White women with brown curly hair and and glasses smiling. Holding a poster with illustrations of domestic workers and employers that says "I deeply appreciate your work."Gayle Kirshenbaum is a former nanny employer, current homecare employer, and a founding member of Hand in Hand. 

My story starts in our apartment in Brooklyn in 2001, when I walked in the door one day and I could hear my three-month-old, Aaron, doing a baby-version of a belly laugh for the first time ever. I then found Aaron getting their diaper changed on the lap of Debby Douglass, who was working for us as a part-time nanny. Debby had three boys of her own and seemed to never have a need for a changing table—which I just couldn’t fathom—and was always able to get Aaron smiling—and to get me to smile too — to make of me a much less anxious and more joyful young mother. Debby also helped me to accept that, while we were developing a close bond, at the end of the day, she was a professional care worker and I had specific obligations to her as her employer—a word I had resisted, until then.

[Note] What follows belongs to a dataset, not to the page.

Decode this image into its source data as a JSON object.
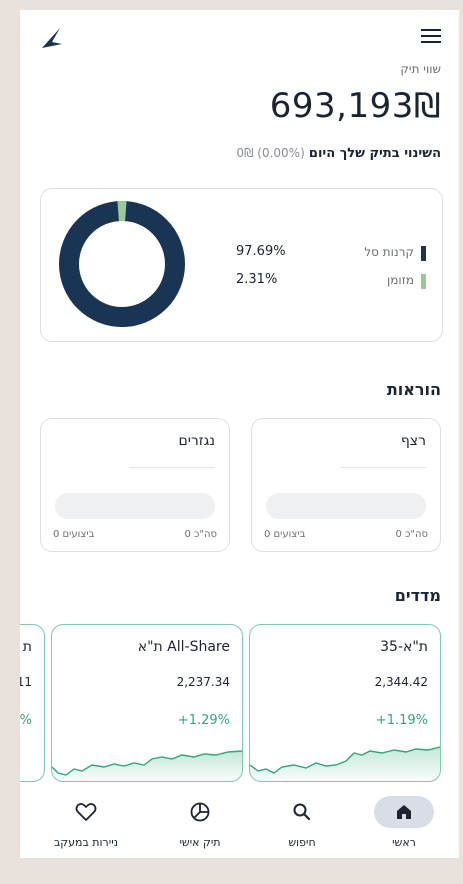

But the fact was—it was never Debby’s job to teach me how to be an employer. As an immigrant from Jamaica, it was never her job to teach me what it means to be an immigrant worker in this country. I came to understand that domestic employers needed to educate ourselves—and each other—to be the kinds of ethical employers we often wrongly took ourselves to be.  And that we needed clear government standards for our domestic workplaces. Which is why I eventually got on a bus to Albany as a member of Jews for Racial and Economic Justice, which was working in coalition with extraordinary domestic worker organizers—like the fabulous Alison Julien, and so many others—organizers who were just starting their years of fighting for a Domestic Workers Bill of Rights in New York State, which would be the first of its kind in the country.

And I’ll tell you what happened when we got to Albany—what happened was that legislators looked at us in utter disbelief, as they tried to understand how and why workers and employers would be showing up together, with a message of solidarity, a message that justice for workers means investing in care and community for us all.

What also happened was that legislators started telling us what was going in their own homes:  for a few, private moments behind closed doors, the state reps told us about the care needs of their loved ones and the care crises some of them were facing as they struggled to navigate the same broken system as the rest of us. And when I later started telling my story at community events, my story of feeling isolated and confused as a new mother trying to be an employer in my own home, I’d finish speaking and would be immediately surrounded by people who urgently wanted to tell me their stories of needing or providing domestic care.

So we soon began to see the need to build something entirely new — to forge a model for organizing employers that would center honesty, vulnerability, and connection — and which would lay the groundwork for Hand in Hand. We aimed to go both broad and deep. We learned, over time, that educating both employers and legislators about domestic worker justice meant that we all had to be engaged in an ongoing practice of collective learning about structural racism and white supremacy culture; about immigrant lives and right; about ableism and disability justice. And we came to envision Hand in Hand as an organization that would be there for members at every stage of their lives.

That baby of mine that Debby made to giggle on her lap is now the 23-year-old right—and I am no longer a nanny employer but an employer of home attendants for my parents, one of whom has dementia. I feel so grateful for this movement, which has held me, personally and politically, for over 20 years—and to have had the opportunity to help build Hand in Hand, the organization I need now more than ever — as I seek to be a good employer of the extraordinary care workers—Beth, Martha, and Vera—who are at my parents’ home in Michigan every day, and who make my life in New York possible.